GeoWorld

Prehistoric Wyoming

Prehistory

Geology & Fossils

Wyoming’s fossil heritage is much, much older than mammals. Algae that grew along seacoasts long ago became fossilized and were pushed skyward with rising mountains. Such “stromatolites” some 1.7 billion years old have been found in the Medicine Bow Mountains, near the Colorado border in arid south-central Wyoming.

Much younger Wyoming fossils include trilobites, brachiopods, corals, and sponges that lived during the Cambrian Period a mere half billion year ago! Fossils of Ordovician fishes found in the Big Horn Mountains of north-central Wyoming are among the world’s oldest known vertebrates.

The Age of Dinosaurs

The Age of Dinosaurs is first represented in Wyoming by fossils of marine plesiosaurs, ichthyosaurs, and the squid-like belemnites they preyed on. Obviously, ancient seas ebbed across Wyoming in the distant past.

But fossils of Jurassic dinosaurs have been found in Wyoming, too. Many of these fossils come from the Morrison Formation, a blanket of rocks that stretches from Canada to New Mexico. Near the town of Medicine Bow, the Morrison Formation crops out as one of the world’s most famous dinosaur graveyards Como Bluff. Como Bluff’s Bone Cabin dinosaur quarry was named for a cabin made of dinosaur bones!

The largest known dinosaurs were the long-necked sauropods, which were biggest and most diverse during the Jurassic Period. The best known sauropod was discovered at Como Bluff. This animal is Apatosaurus, more popularly known as Brontosaurus. Brontosaurus became even more famous after it became a symbol of Sinclair Oil Company.

The Jurassic Period was followed by the Cretaceous. One of the most fascinating dinosaurs from the early Cretaceous Period was a Wyoming desert-dweller that probably weighed less than 200 pounds. The second toe on its foot sported a claw as long as five inches that could be retracted cocked might be a better word. Scientists speculate that it ran at its prey, grabbed it with its hands, and slashed it with this terrible claw. It was named Deinonychus, or “terrible claw.”

Some artists portray Deinonychus with feathers because it seems so similar to a bird, even though no feather imprints have been found. Deinonychus ’ discovery in 1964 helped change the popular image of dinosaurs as dull, slow brutes.

A dinosaur that lived later in the Cretaceous Period was chosen by Wyoming schoolchildren as their official state dinosaur. Like the bison on Wyoming’s state flag, this dinosaur had horns and probably lived in herds. In fact, the famous paleontologist who first discovered a Triceratops horn in Wyoming 1887 thought it was a giant, long-horned bison. The truth was revealed in 1897 when an entire skull was discovered.

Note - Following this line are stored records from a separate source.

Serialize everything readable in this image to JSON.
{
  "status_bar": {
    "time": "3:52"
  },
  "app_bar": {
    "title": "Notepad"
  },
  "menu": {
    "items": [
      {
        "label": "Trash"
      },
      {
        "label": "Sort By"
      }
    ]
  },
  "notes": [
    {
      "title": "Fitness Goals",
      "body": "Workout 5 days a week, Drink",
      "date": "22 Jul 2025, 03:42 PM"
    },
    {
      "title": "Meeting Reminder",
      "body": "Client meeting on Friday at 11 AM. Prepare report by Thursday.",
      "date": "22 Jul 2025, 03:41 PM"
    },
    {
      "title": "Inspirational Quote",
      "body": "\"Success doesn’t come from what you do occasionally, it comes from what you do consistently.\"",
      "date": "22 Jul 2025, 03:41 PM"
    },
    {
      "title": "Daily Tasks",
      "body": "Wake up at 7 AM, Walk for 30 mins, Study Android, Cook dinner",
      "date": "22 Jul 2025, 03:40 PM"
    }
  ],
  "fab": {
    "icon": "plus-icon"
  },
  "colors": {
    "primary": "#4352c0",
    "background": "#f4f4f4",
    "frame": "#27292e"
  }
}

That dinosaur, of course, is Triceratops, also adopted as the state fossil of neighboring South Dakota.

During the early Cretaceous Period, the climate apparently became more arid and few dinosaurs seem to have lived in Wyoming. Later in the Cretaceous, seas again approached, the climate became wetter, and coal forests once again flourished in Wyoming. But the Rocky Mountains were rising in the west, chasing the sea away yet again. Scientists believe great herds of Triceratops roamed Wyoming during the late Cretaceous, just before an enormous meteor slammed into Earth, ending the Age of Dinosaurs.

The Age of Mammals

Fossils of animals that lived after dinosaurs became extinct are most common in valleys in the Rocky Mountains. Here ancient animals were buried under sediments eroded from mountains. Wyoming’s Fossil Butte is one of the most famous Eocene Epoch fossil sites in the world. This is the legendary home of Wyoming’s official state fossil, a 50-million-year-old freshwater herring scientists named Knightia in honor of a Wyoming paleontologist.

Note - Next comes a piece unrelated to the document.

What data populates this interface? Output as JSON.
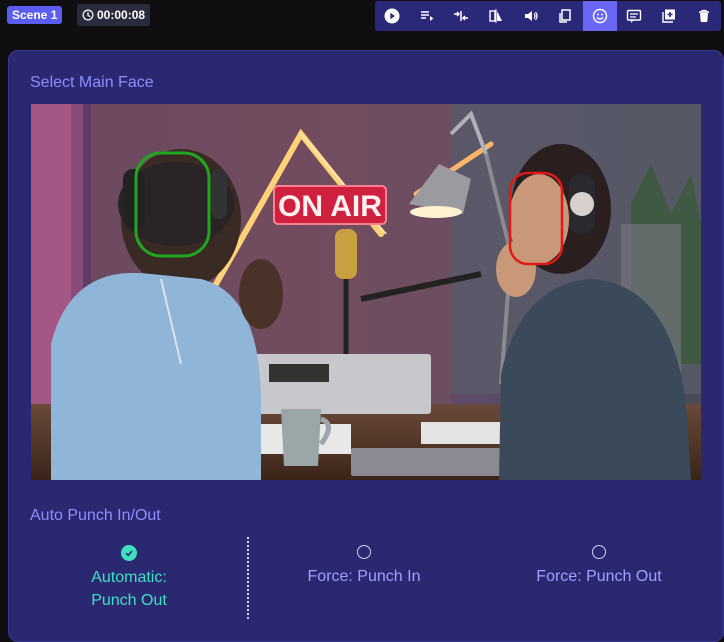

Fossils of animals that lived after the Eocene are not so common in Wyoming, except for the Ice Age (Pleistocene Epoch) beasts that lie scattered across the state. Of course, many Ice Age animals, including the pronghorn and bison, still live in Wyoming.

Fossils in Our Lives

Wyoming’s most important fossils may be those that are buried deepest, its fossil fuels, as advertised by the word “oil” on the state seal. Mining is Wyoming’s most important industry and petroleum its major product, with thousands of oil and gas wells.

Coal production has also become very important in Wyoming. Vast fields of bituminous and subbituminous coal are mined at Rock Springs, Hanna, Kemmerer, Sheridan, Gilette, and Glenrock.

Symbols of Wyoming’s prehistoric past include its official state fossil and dinosaur and the oil wells that tower higher than tyrannosaurs over Wyoming’s sagebrush plains.